Training, Validating, and Testing Machine Learning Prediction Models for Endometrial Cancer Recurrence

Abstract

Purpose: Endometrial cancer (EC) is the most common gynecologic cancer in the United States with rising incidence and mortality. Despite optimal treatment, 15%-20% of all patients will recur. To better select patients for adjuvant therapy, it is important to accurately predict patients at risk for recurrence. Our objective was to train, validate, and test models of EC recurrence using lasso regression and other machine learning (ML) and deep learning (DL) analytics in a large, comprehensive data set.
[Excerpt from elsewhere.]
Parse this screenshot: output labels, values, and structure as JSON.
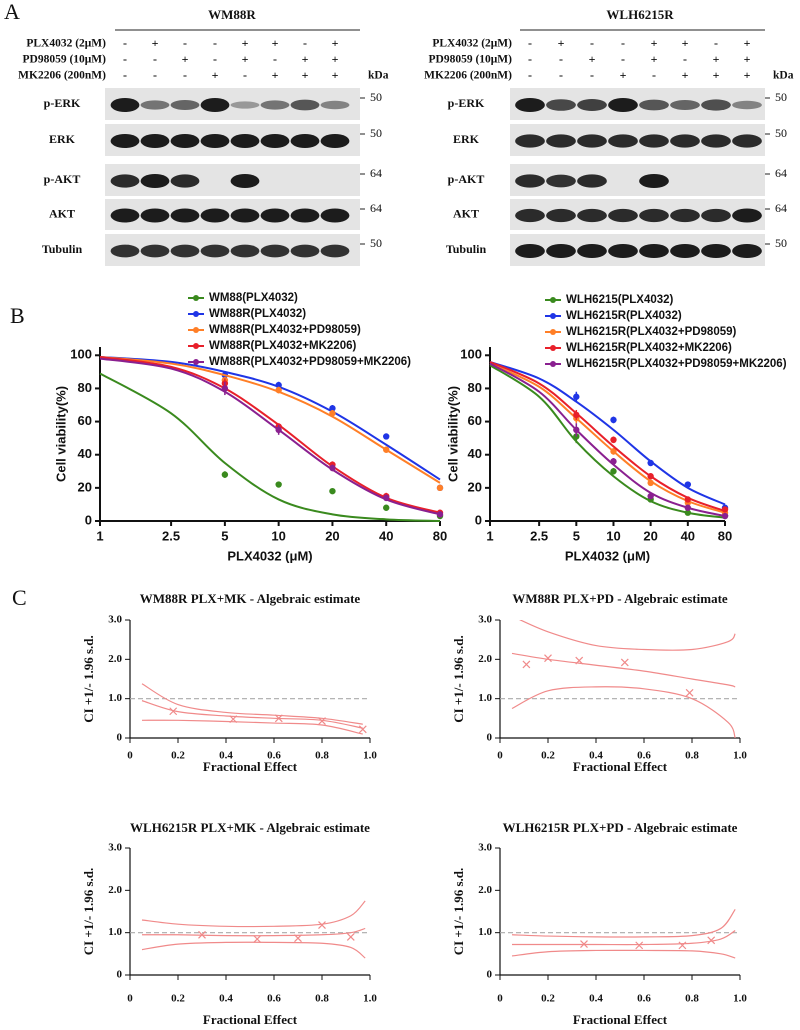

Methods: Data from patients with EC were downloaded from the Oncology Research Information Exchange Network database and stratified into low risk, The International Federation of Gynecology and Obstetrics (FIGO) grade 1 and 2, stage I (N = 329); high risk, or FIGO grade 3 or stages II, III, IV (N = 324); and nonendometrioid histology (N = 239) groups. Clinical, pathologic, genomic, and genetic data were used for the analysis. Genomic data included microRNA, long noncoding RNA, isoforms, and pseudogene expressions. Genetic variation included single-nucleotide variation (SNV) and copy-number variation (CNV). In the discovery phase, we selected variables informative for recurrence (P < .05), using univariate analyses of variance. Then, we trained, validated, and tested multivariate models using selected variables and lasso regression, MATLAB (ML), and TensorFlow (DL).

Results: Recurrence clinic models for low-risk, high-risk, and high-risk nonendometrioid histology had AUCs of 56%, 70%, and 65%, respectively. For training, we selected models with AUC >80%: five for the low-risk group, 20 models for the high-risk group, and 20 for the nonendometrioid group. The two best low-risk models included clinical data and CNVs. For the high-risk group, three of the five best-performing models included pseudogene expression. For the nonendometrioid group, pseudogene expression and SNV were overrepresented in the best models.

Conclusion: Prediction models of EC recurrence built with ML and DL analytics had better performance than models with clinical and pathologic data alone. Prospective validation is required to determine clinical utility.

FIG 1.

Selection of best models of EC recurrence after combination of data types. EC recurrence models for all risk groups with performances ≥0.8 measured by the AUC. The three panels represent risk-based groups: (A) Low-risk endometrioid EC best models (blue); (B) high-risk endometrioid EC best models (orange); and (C) nonendometrioid group best models (red). Different performances on all three panels are displayed in ascending order. The x-axis is AUC as a percentage (0%-100%). The red error mark displays the 95% CI. Overall, over 300 models with different combinations of datatypes were tested. We only displayed the best (A) five models for low-risk endometrioid EC, (B) 19 models for high-risk endometrioid EC, and (C) 20 for nonendometrioid EC. Genomic variation: CNV, copy-number variation; EC, endometrial cancer; SNV, single-nucleotide variation. Transcriptome: FUS, fusion transcript expression; ISO, gene isoform expression; LNC, long noncoding RNA expression; MIR, microRNA expression; mRNA, gene expression; PSE, pseudogene expression.